The Black Hills are the headwaters for groundwater that underlies the entire northern Great Plains and the headwaters for surface water that flows to the Gulf of Mexico. The Black Hills are the cultural and spiritual center for the Lakota Nation – “the heart of all that is” – and tribal treaty territory. The Black Hills economy is based on tourism, including Deadwood and Mount Rushmore, and on agriculture.

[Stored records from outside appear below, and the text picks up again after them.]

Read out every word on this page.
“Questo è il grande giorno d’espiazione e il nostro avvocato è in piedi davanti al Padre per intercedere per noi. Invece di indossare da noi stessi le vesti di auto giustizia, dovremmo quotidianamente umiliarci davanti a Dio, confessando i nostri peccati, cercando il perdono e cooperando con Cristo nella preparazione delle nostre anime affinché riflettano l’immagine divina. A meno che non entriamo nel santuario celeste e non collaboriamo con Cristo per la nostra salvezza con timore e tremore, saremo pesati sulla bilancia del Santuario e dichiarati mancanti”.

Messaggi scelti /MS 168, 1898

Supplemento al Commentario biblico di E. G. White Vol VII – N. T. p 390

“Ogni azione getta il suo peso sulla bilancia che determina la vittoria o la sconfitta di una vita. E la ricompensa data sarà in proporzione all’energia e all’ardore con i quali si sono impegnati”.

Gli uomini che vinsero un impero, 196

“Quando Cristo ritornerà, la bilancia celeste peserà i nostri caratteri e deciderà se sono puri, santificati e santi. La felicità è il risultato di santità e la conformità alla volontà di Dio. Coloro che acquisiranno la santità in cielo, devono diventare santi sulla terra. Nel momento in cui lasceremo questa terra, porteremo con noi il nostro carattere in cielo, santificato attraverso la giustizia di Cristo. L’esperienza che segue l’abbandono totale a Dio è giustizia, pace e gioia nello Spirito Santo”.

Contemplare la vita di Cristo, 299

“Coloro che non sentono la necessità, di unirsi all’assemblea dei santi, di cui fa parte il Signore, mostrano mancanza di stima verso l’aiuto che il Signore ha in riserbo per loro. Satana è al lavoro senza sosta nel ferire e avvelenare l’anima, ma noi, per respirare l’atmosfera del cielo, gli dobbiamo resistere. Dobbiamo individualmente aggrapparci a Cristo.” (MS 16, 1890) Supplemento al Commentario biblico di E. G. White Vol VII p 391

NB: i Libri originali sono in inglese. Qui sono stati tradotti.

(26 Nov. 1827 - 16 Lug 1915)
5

Historically, in the mid-1900s, the Black Hills were the site of uranium mining. This ended in 1972. A second uranium rush in the late 1970s was cut short by a coalition of native and white residents – the first “Cowboy and Indian” alliance – and an eventual drop in the price of uranium. In the early 2000s, the uranium companies returned to Lakota treaty lands, with eleven companies showing an interest in Black Hills resources.
One company, Powertech Uranium (now Azarga Uranium) applied for permits to mine in the southwestern Black Hills in an area known to have cultural importance to the Lakota – but that has never been properly surveyed for cultural resources, leaving those resources unprotected.
In the waning days of the Trump Administration, the EPA granted Powertech Uranium two Underground Injection Control (UIC) permits and a Safe Drinking Water Act aquifer exemption without meaningful consultation with the Oglala Sioux Tribe and without conducting a cultural resources survey of the proposed mine site. The Oglala Sioux Tribe has appealed these permits to the EPA’s Environmental Appeals Board.
We support the Oglala Sioux Tribe’s appeal and ask Administrator Regan to withdraw these permits and aquifer exemption immediately to ensure proper tribal consultation occurs and to ensure protection of cultural resources, a unique ecological island, the Black Hills economy, and the water of the northern Great Plains.